Apple Looks To Deliver DSLR Camera Quality

Written by Wire Service     15/04/2015 | 10:27 | Category: INDUSTRY

The next-generation Apple iPhone models could bring cameras promising images closer to DSLR-quality than ever before after Apple stumped up $25M to buy an Israeli app Company.

Apple Looks To Deliver DSLR Camera Quality
Apple confirmed to the Wall Street Journal that it has acquired LinX Computational for A$25M.

LinX is responsible for creating an array of camera modules and software algorithms for mobile devices which it says are "leading the way to DSLR performance in slim handsets."

This may mean Apple is planning to incorporate the firm's IP into the iSight camera within future iPhone and iPad models.

On its website LinX writes: "Utilizing state-of-the-art multi aperture imaging technology that combines innovative image processing, advanced sensor and optics technology, our cameras set new standards for image quality parameters such as low light performance, HDR, refocusing, colour fidelity, shutter lag and more.

"LinX cameras are significantly smaller than any camera on the market today, leading the way to DSLR performance in slim handsets."

Read more: iPhone 6 vs iPhone 5S: Should you upgrade?

The company also enables makers of third party apps to make use of the 3D information captured by its multi-lens sensors in order to change the focus of the shot after the fact.

The company adds: "We allow apps to freely use the 3D information captured by our camera to achieve amazing new features such as the ability to refocus an image after it has been captured, measurement of the true dimensions of objects, 3D object modeling and real time background replacement for video calls."

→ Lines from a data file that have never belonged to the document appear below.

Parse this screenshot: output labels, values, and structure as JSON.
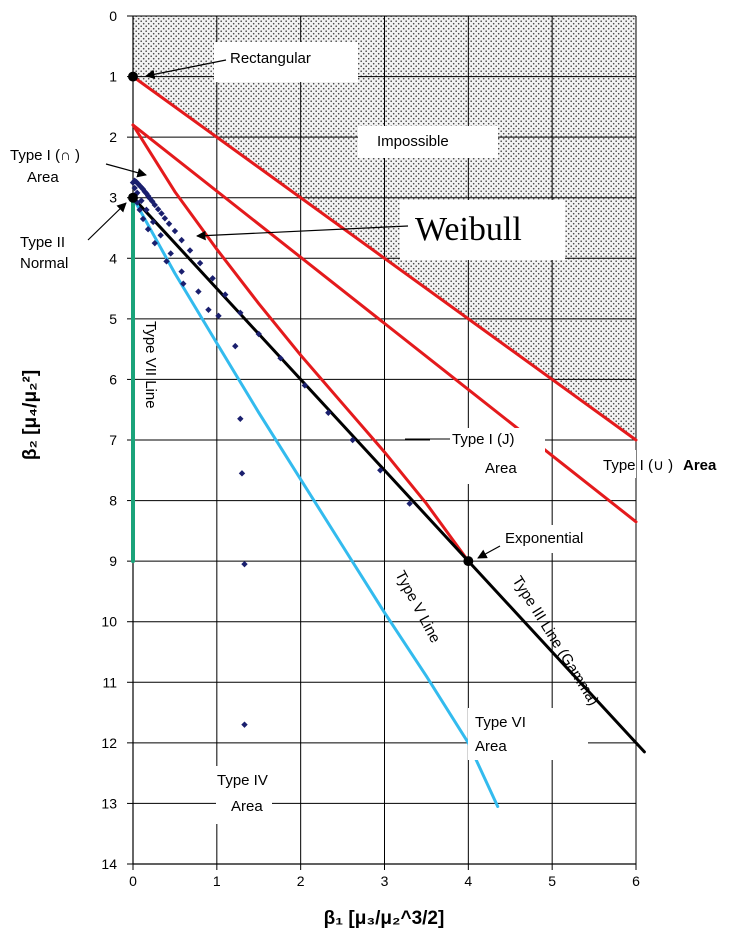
{
  "chart_data": {
    "type": "line",
    "xlabel": "β₁ [μ₃/μ₂^3/2]",
    "ylabel": "β₂ [μ₄/μ₂²]",
    "xlim": [
      0,
      6
    ],
    "ylim": [
      0,
      14
    ],
    "y_inverted": true,
    "x_ticks": [
      "0",
      "1",
      "2",
      "3",
      "4",
      "5",
      "6"
    ],
    "y_ticks": [
      "0",
      "1",
      "2",
      "3",
      "4",
      "5",
      "6",
      "7",
      "8",
      "9",
      "10",
      "11",
      "12",
      "13",
      "14"
    ],
    "grid": true,
    "impossible_region": {
      "label": "Impossible",
      "boundary": [
        [
          0,
          1
        ],
        [
          6,
          7
        ]
      ],
      "pattern": "dotted"
    },
    "lines": [
      {
        "id": "impossible-boundary",
        "color": "#e41a1c",
        "points": [
          [
            0,
            1
          ],
          [
            6,
            7
          ]
        ]
      },
      {
        "id": "type-i-u-line",
        "color": "#e41a1c",
        "points": [
          [
            0,
            1.8
          ],
          [
            6,
            8.35
          ]
        ]
      },
      {
        "id": "type-i-j-curve",
        "color": "#e41a1c",
        "points": [
          [
            0,
            1.8
          ],
          [
            0.5,
            2.9
          ],
          [
            1,
            3.85
          ],
          [
            1.5,
            4.75
          ],
          [
            2,
            5.6
          ],
          [
            2.5,
            6.4
          ],
          [
            3,
            7.2
          ],
          [
            3.5,
            8.05
          ],
          [
            4,
            9
          ]
        ]
      },
      {
        "id": "type-iii-line",
        "color": "#000000",
        "points": [
          [
            0,
            3
          ],
          [
            6.1,
            12.15
          ]
        ]
      },
      {
        "id": "type-v-line",
        "color": "#33bbee",
        "points": [
          [
            0,
            3
          ],
          [
            0.5,
            4.25
          ],
          [
            1,
            5.4
          ],
          [
            1.5,
            6.55
          ],
          [
            2,
            7.65
          ],
          [
            2.5,
            8.75
          ],
          [
            3,
            9.85
          ],
          [
            3.5,
            10.9
          ],
          [
            4,
            12
          ],
          [
            4.35,
            13.05
          ]
        ]
      },
      {
        "id": "type-vii-line",
        "color": "#1aa37a",
        "points": [
          [
            0,
            3
          ],
          [
            0,
            9
          ]
        ]
      }
    ],
    "weibull_points": {
      "color": "#1a1f6e",
      "points": [
        [
          0,
          2.75
        ],
        [
          0.02,
          2.72
        ],
        [
          0.04,
          2.74
        ],
        [
          0.06,
          2.77
        ],
        [
          0.08,
          2.8
        ],
        [
          0.1,
          2.83
        ],
        [
          0.12,
          2.86
        ],
        [
          0.14,
          2.9
        ],
        [
          0.16,
          2.93
        ],
        [
          0.18,
          2.97
        ],
        [
          0.2,
          3.01
        ],
        [
          0.23,
          3.06
        ],
        [
          0.26,
          3.12
        ],
        [
          0.3,
          3.19
        ],
        [
          0.34,
          3.26
        ],
        [
          0.38,
          3.34
        ],
        [
          0.43,
          3.43
        ],
        [
          0.5,
          3.55
        ],
        [
          0.58,
          3.7
        ],
        [
          0.68,
          3.87
        ],
        [
          0.8,
          4.08
        ],
        [
          0.95,
          4.33
        ],
        [
          1.1,
          4.6
        ],
        [
          1.28,
          4.9
        ],
        [
          1.5,
          5.25
        ],
        [
          1.76,
          5.65
        ],
        [
          2.05,
          6.1
        ],
        [
          2.33,
          6.55
        ],
        [
          2.62,
          7.0
        ],
        [
          2.95,
          7.5
        ],
        [
          3.3,
          8.05
        ],
        [
          0.05,
          2.92
        ],
        [
          0.1,
          3.05
        ],
        [
          0.16,
          3.2
        ],
        [
          0.24,
          3.4
        ],
        [
          0.33,
          3.62
        ],
        [
          0.45,
          3.92
        ],
        [
          0.58,
          4.22
        ],
        [
          0.78,
          4.55
        ],
        [
          1.02,
          4.95
        ],
        [
          1.22,
          5.45
        ],
        [
          0.02,
          2.84
        ],
        [
          0.03,
          2.95
        ],
        [
          0.05,
          3.08
        ],
        [
          0.08,
          3.2
        ],
        [
          0.12,
          3.35
        ],
        [
          0.18,
          3.52
        ],
        [
          0.26,
          3.75
        ],
        [
          0.4,
          4.05
        ],
        [
          0.6,
          4.42
        ],
        [
          0.9,
          4.85
        ],
        [
          1.28,
          6.65
        ],
        [
          1.3,
          7.55
        ],
        [
          1.33,
          9.05
        ],
        [
          1.33,
          11.7
        ]
      ]
    },
    "markers": [
      {
        "label": "Rectangular",
        "point": [
          0,
          1
        ]
      },
      {
        "label": "Normal",
        "point": [
          0,
          3
        ]
      },
      {
        "label": "Exponential",
        "point": [
          4,
          9
        ]
      }
    ],
    "annotations": {
      "rectangular": "Rectangular",
      "impossible": "Impossible",
      "weibull": "Weibull",
      "type_i_cap": "Type I (∩ )",
      "type_i_cap_area": "Area",
      "type_ii": "Type II",
      "normal": "Normal",
      "type_vii": "Type VII Line",
      "type_i_j": "Type I (J)",
      "type_i_j_area": "Area",
      "type_i_u": "Type I (∪ )",
      "type_i_u_area": "Area",
      "exponential": "Exponential",
      "type_v": "Type V  Line",
      "type_iii": "Type III Line (Gamma)",
      "type_vi": "Type VI",
      "type_vi_area": "Area",
      "type_iv": "Type IV",
      "type_iv_area": "Area"
    }
  }
}
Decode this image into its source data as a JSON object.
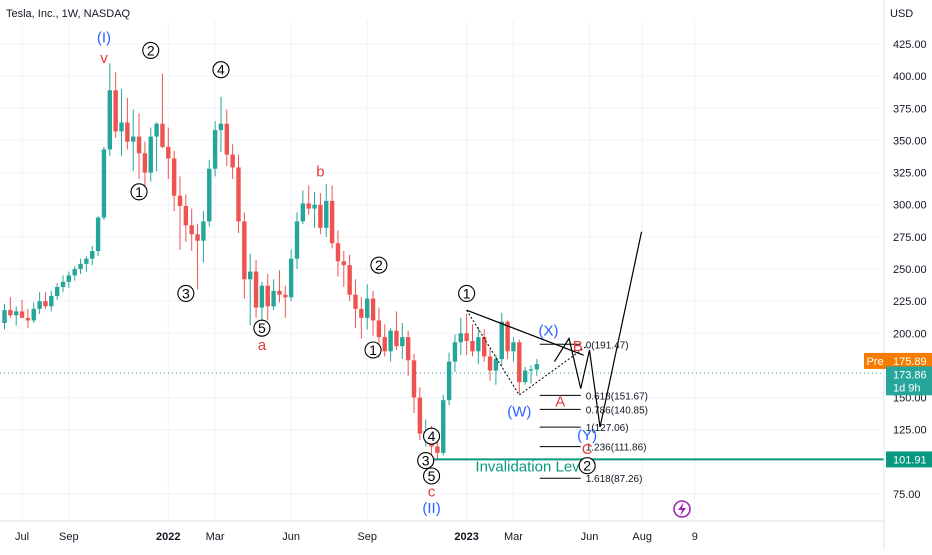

Given that Apple usually incorporates tech from acquired companies into its own devices, it is likely the firm planning a camera sensor akin to the Duo Camera on the HTC One M8 on a future iOS device. 

Apple's statement doesn't really offer 100 per cent confirmation, but the deal appears to be done: "Apple buys smaller technology companies from time to time and we generally do not discuss our purpose or plans."